These homemade Orange Cranberry Scones are a decadent treat that is made with fresh oranges and orange zest and topped with a sweet glaze.
Scones are a type of quickbread that originated in Scotland and they used to be round and flat. Today you find scones typically pie-shaped.
Making them is surprisingly easy. You start by mixing the dry ingredients together. Then you work in the butter either by using a pastry cutter or two forks or knives. Alternatively, you could pulse the butter and flour mixture in a blender. Just be careful not to over-blend.
Next, you add in the “wet” ingredients and stir until the dry ingredients are moistened. Adds in the craisins. Don’t overwork the dough. Pat the dough out into a rectangle.
Cut in the rectangle in half lengthwise, and then each half into 3 rectangles. Then, cut each rectangle diagonally to create triangle-shaped pieces.
Place the cut scones on a silpat baking mat – be sure to leave some space between them since they will rise a little. Put them in the fridge for about 30 minutes to rest.
Next, preheat your oven to 400 degrees Fahrenheit. Once the oven is ready, bake them for 18 – 22 minutes. Keep an eye on them at the end – they should end up golden brown. Let them cool completely.
Once they have cooled, you can start making the sweet orange glaze. This simple glaze is a mixture of orange juice and powdered sugar.
Drizzle the glaze over the scones.
- 2 cups all-purpose flour + ¼ cup for work surface
- 3 teaspoon baking powder
- ½ cup granulated sugar
- ¼ teaspoon salt
- ½ cup cold unsalted butter
- ½ cup heavy cream
- ¼ cup sour cream
- 1 large egg
- 1 teaspoon vanilla extract
- ¼ teaspoon orange extract
- 1 teaspoon orange zest, preferably organic
- 1 cup craisins
- 2/3 cup powdered sugar
- 1-2 Tablespoon fresh orange juice
- Line a large, rimmed baking parchment paper or a Silpat® baking mat.
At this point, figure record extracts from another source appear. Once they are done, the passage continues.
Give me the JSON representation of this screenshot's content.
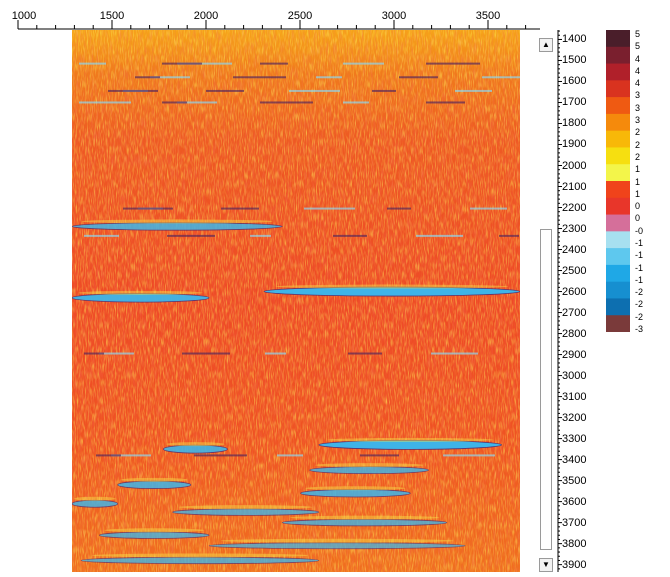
{
  "top_axis": {
    "ticks": [
      {
        "value": 1000,
        "label": "1000"
      },
      {
        "value": 1500,
        "label": "1500"
      },
      {
        "value": 2000,
        "label": "2000"
      },
      {
        "value": 2500,
        "label": "2500"
      },
      {
        "value": 3000,
        "label": "3000"
      },
      {
        "value": 3500,
        "label": "3500"
      }
    ]
  },
  "depth_axis": {
    "labels": [
      "1400",
      "1500",
      "1600",
      "1700",
      "1800",
      "1900",
      "2000",
      "2100",
      "2200",
      "2300",
      "2400",
      "2500",
      "2600",
      "2700",
      "2800",
      "2900",
      "3000",
      "3100",
      "3200",
      "3300",
      "3400",
      "3500",
      "3600",
      "3700",
      "3800",
      "3900"
    ],
    "range": [
      1355,
      3935
    ]
  },
  "scrollbar": {
    "up_icon": "triangle-up-icon",
    "down_icon": "triangle-down-icon",
    "thumb_start_depth": 2300,
    "thumb_end_depth": 3830
  },
  "colorbar": {
    "labels": [
      "5",
      "5",
      "4",
      "4",
      "4",
      "3",
      "3",
      "3",
      "2",
      "2",
      "2",
      "1",
      "1",
      "1",
      "0",
      "0",
      "-0",
      "-1",
      "-1",
      "-1",
      "-1",
      "-2",
      "-2",
      "-2",
      "-3"
    ],
    "colors": [
      "#4a1e2a",
      "#7a1f2e",
      "#b0202a",
      "#d9331f",
      "#ef5a12",
      "#f58a0c",
      "#f8b808",
      "#f6df10",
      "#f3f54a",
      "#f0431b",
      "#e8362a",
      "#d56f9a",
      "#a7e0f0",
      "#5ec8ee",
      "#1fa8e6",
      "#168fd0",
      "#0d6fb0",
      "#7a3a3a"
    ]
  },
  "bands": [
    {
      "depth": 2290,
      "x0": 1250,
      "x1": 2400,
      "weight": 0.7
    },
    {
      "depth": 2600,
      "x0": 2300,
      "x1": 3700,
      "weight": 1.0
    },
    {
      "depth": 2630,
      "x0": 1250,
      "x1": 2000,
      "weight": 0.9
    },
    {
      "depth": 3330,
      "x0": 2600,
      "x1": 3600,
      "weight": 1.0
    },
    {
      "depth": 3350,
      "x0": 1750,
      "x1": 2100,
      "weight": 0.8
    },
    {
      "depth": 3450,
      "x0": 2550,
      "x1": 3200,
      "weight": 0.6
    },
    {
      "depth": 3520,
      "x0": 1500,
      "x1": 1900,
      "weight": 0.7
    },
    {
      "depth": 3560,
      "x0": 2500,
      "x1": 3100,
      "weight": 0.7
    },
    {
      "depth": 3610,
      "x0": 1250,
      "x1": 1500,
      "weight": 0.6
    },
    {
      "depth": 3650,
      "x0": 1800,
      "x1": 2600,
      "weight": 0.5
    },
    {
      "depth": 3700,
      "x0": 2400,
      "x1": 3300,
      "weight": 0.5
    },
    {
      "depth": 3760,
      "x0": 1400,
      "x1": 2000,
      "weight": 0.5
    },
    {
      "depth": 3810,
      "x0": 2000,
      "x1": 3400,
      "weight": 0.4
    },
    {
      "depth": 3880,
      "x0": 1300,
      "x1": 2600,
      "weight": 0.5
    }
  ],
  "thin_lines": [
    1515,
    1580,
    1645,
    1700,
    2205,
    2335,
    2895,
    3380
  ],
  "x_range": [
    1250,
    3700
  ]
}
Set aside.
- Mix two cups flour, baking powder, sugar, and salt in a large mixing bowl. Cut in butter with fork until butter is in pea-sized pieces.
- In a separate bowl, combine the heavy cream, sour cream, egg, vanilla extract, orange extract, and orange zest. Whisk to combine.
- Fold the wet ingredients into the dry ingredients just until combined. Add in the craisins and stir until just mixed.
- Sprinkle ¼ cup of flour onto a clean work surface. Transfer scone batter onto floured surface and lightly knead into a ball. Press the dough down into a ½” high rectangle (approximately 6” x 10”). Cut in half lengthwise, and then each half into 3 rectangles. Then, cut each rectangle diagonally to create triangle-shaped pieces.
- Transfer the scones to the prepared baking sheet, leaving 1-2” between them. Refrigerate for at least 30 minutes before baking.
- Pre-heat oven to 400°F, then add the baking sheet to oven when ready. Bake the scones for 18-22 minutes, or until they are nicely golden brown and cooked through. Remove from oven and cool for 5-10 minutes.
- While the scones are cooling, prepare the orange glaze by stirring the powdered sugar and orange juice together in a small bowl until thoroughly combined.
- Serve the scones warm drizzled with some of the orange glaze on top. Enjoy!
Nutrition Information:Yield: 12 Serving Size: 1
Amount Per Serving: Calories: 227 Total Fat: 13g Saturated Fat: 8g Trans Fat: 0g Unsaturated Fat: 4g Cholesterol: 50mg Sodium: 178mg Carbohydrates: 29g Net Carbohydrates: 0g Fiber: 1g Sugar: 25g Sugar Alcohols: 0g Protein: 1g
A holiday time-saving tip is to make the scones ahead of time. Once you have rolled them out and cut them into triangles, wrap them tightly in plastic wrap and place in the freezer. Scones can safely be frozen – unbaked – for about three weeks. When ready to bake frozen scones, remove them from the freezer and place in a preheated oven. They bake in about the same time as freshly made scones.